My most memorable television appearance naturally had to do with dancing and came during the 1975 Minnesota State High School Tournament Boy's Basketball Championship Game halftime show. It was the year that two of the state's all time best high school players, Steve Lingenfelter from Bloomington Jefferson and Kevin McHale from Hibbing High squared off against each other in a memorable final. I was in the fifth grade and thought it quite the privilege that I was chosen to be amongst a group of students from my elementary school honored to demonstrate our square dancing prowess in front of a receptive Minnesota audience.
Led by our knee slappin' professional caller (and my teacher for the year) Mr. Hauble, and decked in our best western outfits we had rehearsed weeks in advance for the big show. My partner Sue Loomis was in the sixth grade and quite an attractive young lass (though not my type not being anything near resembling the truly memorable Tracy Siegfried) and being a grade in front of me I was quite frightened to say anything to her. Thus despite the intimacy of swinging her around and dosey doeing around her afternoon after afternoon I barely said a word other than "I'm sorry" whenever I would mess a step up.
I don't remember a whole lot about our arrival at the Civic Center and sitting and watching the first half of the game.

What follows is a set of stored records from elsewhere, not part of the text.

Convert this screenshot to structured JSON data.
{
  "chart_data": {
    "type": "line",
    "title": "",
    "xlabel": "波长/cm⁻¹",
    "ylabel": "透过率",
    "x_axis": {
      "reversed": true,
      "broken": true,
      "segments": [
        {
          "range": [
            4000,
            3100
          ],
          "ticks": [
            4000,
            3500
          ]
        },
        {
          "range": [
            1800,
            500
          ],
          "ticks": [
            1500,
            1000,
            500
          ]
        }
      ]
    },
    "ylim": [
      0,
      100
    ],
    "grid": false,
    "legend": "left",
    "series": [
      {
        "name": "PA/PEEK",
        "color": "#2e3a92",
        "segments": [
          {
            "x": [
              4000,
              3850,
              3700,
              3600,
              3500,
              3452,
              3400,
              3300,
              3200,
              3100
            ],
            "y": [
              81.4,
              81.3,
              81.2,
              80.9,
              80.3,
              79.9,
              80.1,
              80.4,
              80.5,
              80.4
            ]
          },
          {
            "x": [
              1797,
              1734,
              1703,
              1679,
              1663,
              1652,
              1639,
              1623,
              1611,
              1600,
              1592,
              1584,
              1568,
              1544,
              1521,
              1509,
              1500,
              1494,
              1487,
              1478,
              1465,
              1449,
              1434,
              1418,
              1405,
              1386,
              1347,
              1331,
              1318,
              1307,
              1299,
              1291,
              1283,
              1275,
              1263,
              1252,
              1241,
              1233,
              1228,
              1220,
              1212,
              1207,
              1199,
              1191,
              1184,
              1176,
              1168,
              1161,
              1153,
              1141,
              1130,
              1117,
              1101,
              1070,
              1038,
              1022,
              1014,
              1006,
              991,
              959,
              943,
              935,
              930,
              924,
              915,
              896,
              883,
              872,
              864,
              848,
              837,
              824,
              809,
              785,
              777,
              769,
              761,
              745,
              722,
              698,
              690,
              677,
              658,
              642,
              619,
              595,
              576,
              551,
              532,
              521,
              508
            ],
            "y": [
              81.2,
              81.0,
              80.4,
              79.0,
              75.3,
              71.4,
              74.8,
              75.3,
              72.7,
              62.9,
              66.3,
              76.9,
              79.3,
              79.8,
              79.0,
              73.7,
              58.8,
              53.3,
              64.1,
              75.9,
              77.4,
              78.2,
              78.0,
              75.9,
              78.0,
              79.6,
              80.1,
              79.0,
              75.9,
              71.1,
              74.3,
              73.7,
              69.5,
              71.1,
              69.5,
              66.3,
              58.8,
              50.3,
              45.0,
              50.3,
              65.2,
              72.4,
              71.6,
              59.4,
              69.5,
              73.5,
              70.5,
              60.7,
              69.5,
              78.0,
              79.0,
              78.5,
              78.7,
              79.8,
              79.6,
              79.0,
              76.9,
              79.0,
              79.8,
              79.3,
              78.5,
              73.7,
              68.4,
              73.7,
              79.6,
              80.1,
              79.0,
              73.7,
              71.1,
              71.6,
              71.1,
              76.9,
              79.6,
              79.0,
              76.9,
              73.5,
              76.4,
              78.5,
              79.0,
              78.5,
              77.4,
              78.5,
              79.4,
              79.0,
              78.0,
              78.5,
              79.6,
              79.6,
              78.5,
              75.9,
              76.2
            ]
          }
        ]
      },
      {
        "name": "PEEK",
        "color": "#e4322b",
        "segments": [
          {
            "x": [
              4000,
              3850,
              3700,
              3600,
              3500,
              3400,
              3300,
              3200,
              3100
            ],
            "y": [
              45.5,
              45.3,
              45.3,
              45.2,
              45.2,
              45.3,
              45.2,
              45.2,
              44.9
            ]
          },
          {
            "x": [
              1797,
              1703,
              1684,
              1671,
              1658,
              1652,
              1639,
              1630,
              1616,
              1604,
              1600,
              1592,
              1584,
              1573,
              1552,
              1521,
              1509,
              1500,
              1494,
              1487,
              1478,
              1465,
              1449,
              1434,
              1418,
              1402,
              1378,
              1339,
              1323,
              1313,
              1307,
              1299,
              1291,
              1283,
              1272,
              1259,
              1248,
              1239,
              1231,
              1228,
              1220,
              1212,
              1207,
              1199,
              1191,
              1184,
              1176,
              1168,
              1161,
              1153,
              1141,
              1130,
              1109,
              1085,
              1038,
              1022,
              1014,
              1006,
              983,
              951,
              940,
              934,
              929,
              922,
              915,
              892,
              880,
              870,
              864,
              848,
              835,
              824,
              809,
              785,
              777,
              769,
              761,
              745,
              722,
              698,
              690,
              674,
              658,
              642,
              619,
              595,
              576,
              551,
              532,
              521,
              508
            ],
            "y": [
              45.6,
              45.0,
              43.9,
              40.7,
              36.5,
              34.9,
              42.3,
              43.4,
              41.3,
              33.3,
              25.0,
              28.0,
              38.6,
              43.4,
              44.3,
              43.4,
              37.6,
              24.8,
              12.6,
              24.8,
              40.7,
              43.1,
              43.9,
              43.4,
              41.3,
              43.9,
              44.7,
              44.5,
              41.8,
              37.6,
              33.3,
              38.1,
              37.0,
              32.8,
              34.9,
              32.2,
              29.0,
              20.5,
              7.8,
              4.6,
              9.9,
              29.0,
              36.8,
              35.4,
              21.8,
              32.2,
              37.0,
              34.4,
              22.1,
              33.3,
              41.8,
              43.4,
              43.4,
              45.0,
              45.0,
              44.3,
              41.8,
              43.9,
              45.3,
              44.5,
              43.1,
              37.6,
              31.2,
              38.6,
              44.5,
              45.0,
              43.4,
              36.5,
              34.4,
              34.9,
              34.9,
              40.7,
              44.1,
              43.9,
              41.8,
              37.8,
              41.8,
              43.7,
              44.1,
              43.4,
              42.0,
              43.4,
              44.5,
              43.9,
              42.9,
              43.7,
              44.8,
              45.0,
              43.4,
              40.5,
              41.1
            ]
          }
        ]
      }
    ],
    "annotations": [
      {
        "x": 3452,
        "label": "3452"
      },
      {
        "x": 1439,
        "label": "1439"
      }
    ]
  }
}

I do remember lining up with Sue, fourth in line to come swinging out front to back, back to front to midcourt. The adrenaline was pumping that night and I remembered swinging Sue with more force than usual only noticing that fact by her skirt flying higher than ever and her uttering, "You're really swinging hard..."

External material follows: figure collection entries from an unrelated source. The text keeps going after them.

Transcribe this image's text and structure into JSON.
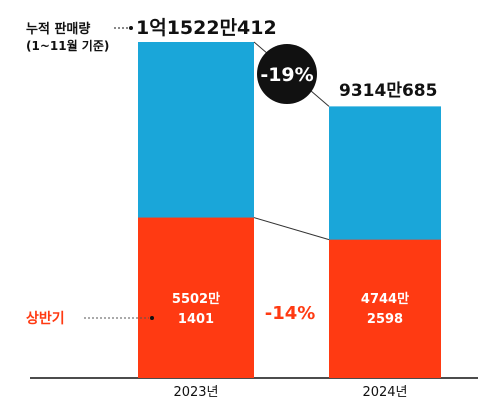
{
  "chart_data": {
    "type": "bar",
    "stacked": true,
    "categories": [
      "2023년",
      "2024년"
    ],
    "series": [
      {
        "name": "상반기",
        "values": [
          55021401,
          47442598
        ],
        "labels": [
          "5502만\n1401",
          "4744만\n2598"
        ],
        "color": "#ff3a12"
      },
      {
        "name": "누적 판매량",
        "values": [
          115220412,
          93140685
        ],
        "color": "#1aa6d9"
      }
    ],
    "totals": [
      "1억1522만412",
      "9314만685"
    ],
    "legend_cumulative": "누적 판매량",
    "legend_cumulative_sub": "(1~11월 기준)",
    "legend_half": "상반기",
    "change_total": "-19%",
    "change_half": "-14%",
    "colors": {
      "cumulative": "#1aa6d9",
      "half": "#ff3a12",
      "badge_total_bg": "#111111",
      "badge_total_text": "#ffffff",
      "badge_half_bg": "#ffffff",
      "badge_half_text": "#ff3a12",
      "label_half": "#ff3a12"
    }
  }
}
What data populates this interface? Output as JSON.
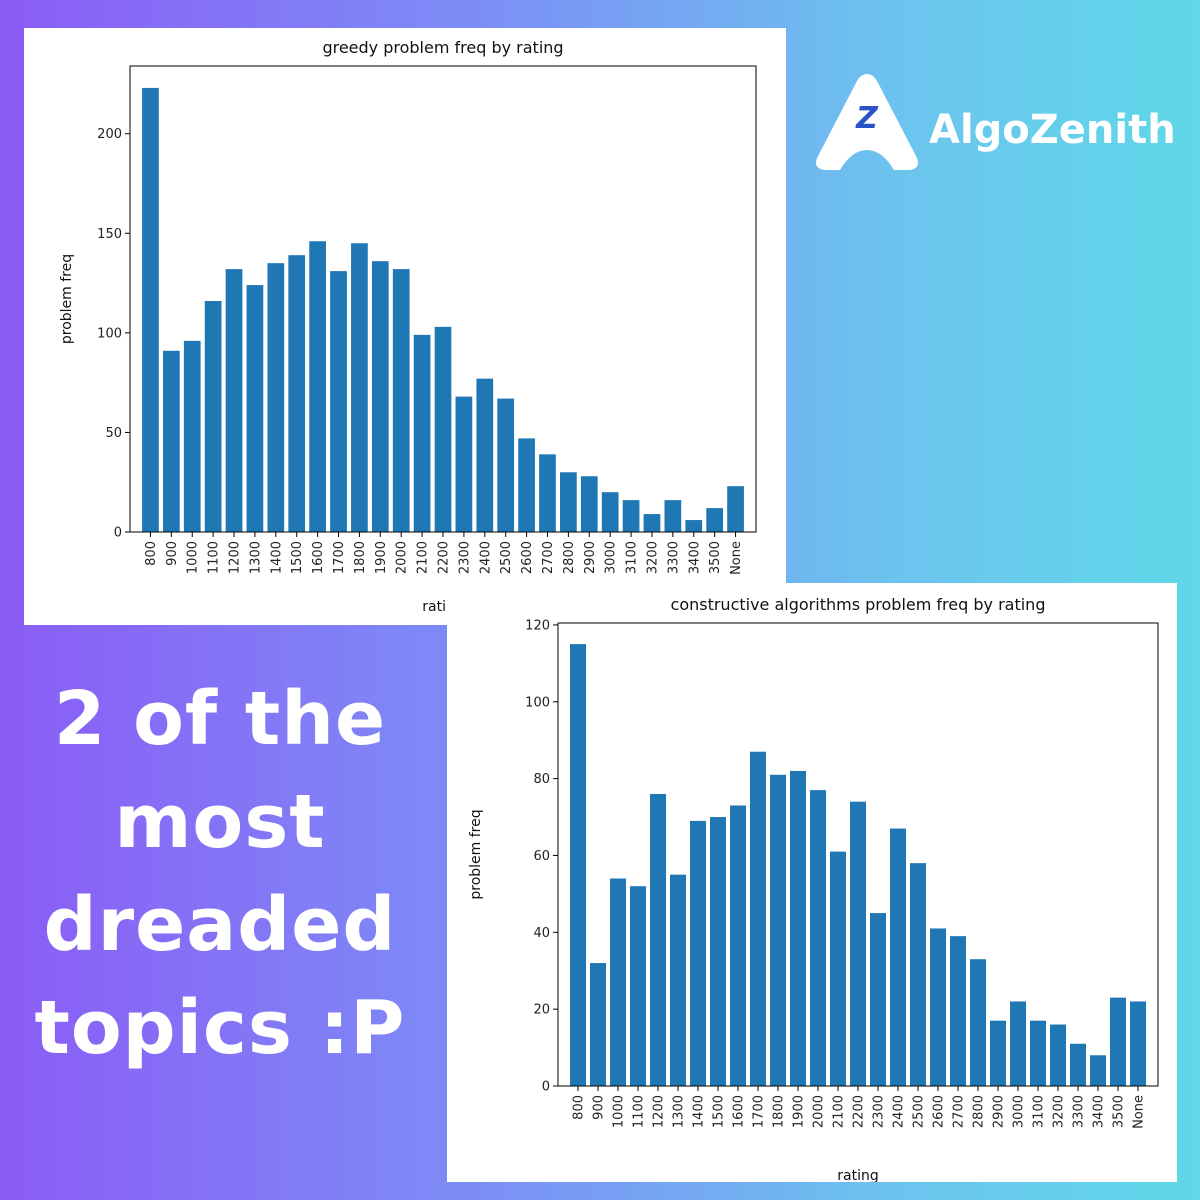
{
  "brand": {
    "name": "AlgoZenith",
    "logo_letter": "Z"
  },
  "headline": "2 of the most dreaded topics :P",
  "chart_data": [
    {
      "type": "bar",
      "title": "greedy problem freq by rating",
      "xlabel": "rating",
      "ylabel": "problem freq",
      "categories": [
        "800",
        "900",
        "1000",
        "1100",
        "1200",
        "1300",
        "1400",
        "1500",
        "1600",
        "1700",
        "1800",
        "1900",
        "2000",
        "2100",
        "2200",
        "2300",
        "2400",
        "2500",
        "2600",
        "2700",
        "2800",
        "2900",
        "3000",
        "3100",
        "3200",
        "3300",
        "3400",
        "3500",
        "None"
      ],
      "values": [
        223,
        91,
        96,
        116,
        132,
        124,
        135,
        139,
        146,
        131,
        145,
        136,
        132,
        99,
        103,
        68,
        77,
        67,
        47,
        39,
        30,
        28,
        20,
        16,
        9,
        16,
        6,
        12,
        23
      ],
      "yticks": [
        0,
        50,
        100,
        150,
        200
      ],
      "ylim": [
        0,
        234
      ],
      "color": "#1f77b4",
      "grid": false
    },
    {
      "type": "bar",
      "title": "constructive algorithms problem freq by rating",
      "xlabel": "rating",
      "ylabel": "problem freq",
      "categories": [
        "800",
        "900",
        "1000",
        "1100",
        "1200",
        "1300",
        "1400",
        "1500",
        "1600",
        "1700",
        "1800",
        "1900",
        "2000",
        "2100",
        "2200",
        "2300",
        "2400",
        "2500",
        "2600",
        "2700",
        "2800",
        "2900",
        "3000",
        "3100",
        "3200",
        "3300",
        "3400",
        "3500",
        "None"
      ],
      "values": [
        115,
        32,
        54,
        52,
        76,
        55,
        69,
        70,
        73,
        87,
        81,
        82,
        77,
        61,
        74,
        45,
        67,
        58,
        41,
        39,
        33,
        17,
        22,
        17,
        16,
        11,
        8,
        23,
        22
      ],
      "yticks": [
        0,
        20,
        40,
        60,
        80,
        100,
        120
      ],
      "ylim": [
        0,
        120.5
      ],
      "color": "#1f77b4",
      "grid": false
    }
  ]
}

It was a whirlwind of a night. I arrived home and found out my parents had taken pictures of the TV screen (this kids, was before everyone and their mother even knew what a VCR was). For some reason the TV station had chosen to show me more than any of the other kids (perhaps it had something to do with me not looking anything like any of the others?). The next day at school Sue Loomis even made mention of the fact of how well I danced and how she had heard we were the couple most prominently featured on TV.
But none of that mattered. I was more thrilled I had gotten to see the game. McHale was a treat to watch and following him throughout his college career as a Gopher and his pro career as a Celtic I was such a fan that I patterned my own game after his. I had all the low post moves down pat, from the turnaround fadeaway jumper to the baby hook, I was among the best players of the 1977 Parkview Junior High b-squad team. Then everyone else grew a foot and a half and my game took a precipitous fall. I swear if only I was another two feet taller I'd be a star in the NBA right now. Instead I've had to resign myself to being an excellent dribbler of another stripe.
All this came clearly into mind this past week as I attended my first Gopher's basketball game this season. I was truly impressed by the star freshman, Rick Rickert's game. I've never seen a Minnesota freshman so polished since McHale. Everything Rickert does on the court is smooth and fluid and I marveled at his many moves as he poured in 28 points against a terribly outmatched Penn State team.
Having once been a season ticket holder it was a nice reminder at how fun going to a game at Williams Arena can be. Though all traces of the Clem Haskins era have been disturbingly erased from sight as if any of us can truly forget that magical final four run of 1997, watching a game in the Barn remains something to behold. The atmosphere is intimate and larger than life all at the same time. The enthusiasm is contagious. The history rings from the rafters as clearly as the singing of the rouser. From McHale to Rickert the dancing never quite ever can be quelled no matter what has gone down over the years.